Chromatic Confession

Interaction Design · Electronics · AI Integration

RoleInteraction Design, Electronics, AI Integration
TimelineFeb 2026
TeamJennifer Lee, Nicholas Vos
ContextSUPSI MAInD 2026
Confess privately. Broadcast only emotional charge.

Overview

Type a secret. Broadcast only the feeling.

Confess privately. Broadcast only emotional charge.

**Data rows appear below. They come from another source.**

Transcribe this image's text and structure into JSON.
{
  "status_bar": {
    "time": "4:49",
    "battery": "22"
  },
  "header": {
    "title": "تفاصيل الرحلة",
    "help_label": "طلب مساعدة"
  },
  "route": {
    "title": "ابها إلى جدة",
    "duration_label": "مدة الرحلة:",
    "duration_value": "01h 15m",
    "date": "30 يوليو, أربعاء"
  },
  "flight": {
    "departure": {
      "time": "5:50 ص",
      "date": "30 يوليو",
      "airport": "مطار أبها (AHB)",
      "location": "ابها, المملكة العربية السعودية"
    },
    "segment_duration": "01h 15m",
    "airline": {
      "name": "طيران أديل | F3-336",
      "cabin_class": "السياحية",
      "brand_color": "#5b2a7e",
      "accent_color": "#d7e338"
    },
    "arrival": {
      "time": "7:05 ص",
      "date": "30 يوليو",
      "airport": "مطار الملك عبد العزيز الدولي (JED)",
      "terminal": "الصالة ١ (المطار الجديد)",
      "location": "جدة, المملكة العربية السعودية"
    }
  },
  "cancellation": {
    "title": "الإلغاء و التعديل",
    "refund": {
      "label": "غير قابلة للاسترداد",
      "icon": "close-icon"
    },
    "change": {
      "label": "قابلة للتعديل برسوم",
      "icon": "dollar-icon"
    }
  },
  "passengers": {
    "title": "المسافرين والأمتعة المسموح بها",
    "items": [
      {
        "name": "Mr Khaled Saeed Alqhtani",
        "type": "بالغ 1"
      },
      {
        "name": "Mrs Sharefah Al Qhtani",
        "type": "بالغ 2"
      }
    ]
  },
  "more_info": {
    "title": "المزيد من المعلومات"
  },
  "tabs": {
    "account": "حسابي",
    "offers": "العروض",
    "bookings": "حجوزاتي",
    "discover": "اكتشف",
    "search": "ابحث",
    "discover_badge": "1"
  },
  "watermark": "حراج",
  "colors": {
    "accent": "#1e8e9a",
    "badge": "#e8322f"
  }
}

Type a secret on the keyboard. Press Enter. A language model reads the emotional weight (not the words) and translates it into a live light animation on a 32×32 LED matrix. The room sees the feeling. Nobody sees the confession.

The Object

A confession machine

Chromatic Confession, front view
Chromatic Confession, 2026. 32×32 RGB LED matrix, USB keyboard, ESP32, ChatGPT API

How It Works

Type, submit, witness

The interaction is three steps: type, submit, witness.

A physical USB keyboard is the only input. When the user presses Enter, the message travels via UART to a second microcontroller, which calls the ChatGPT API. The API returns a strict JSON of visual parameters: not a description and not text, but a data object encoding emotional intensity across dimensions like glitch amount, sparkle density, deformation, sharpness, HDR contrast, and ripple speed. The LED matrix renders these as an expanding, donut-shaped ring animation in real time.

The room sees the animation. Nobody sees the message.

Privacy by design

The system deliberately withholds the typed message from everyone but the confessor. Only the emotional weight, encoded as visual parameters, is broadcast. The room sees feeling, not content.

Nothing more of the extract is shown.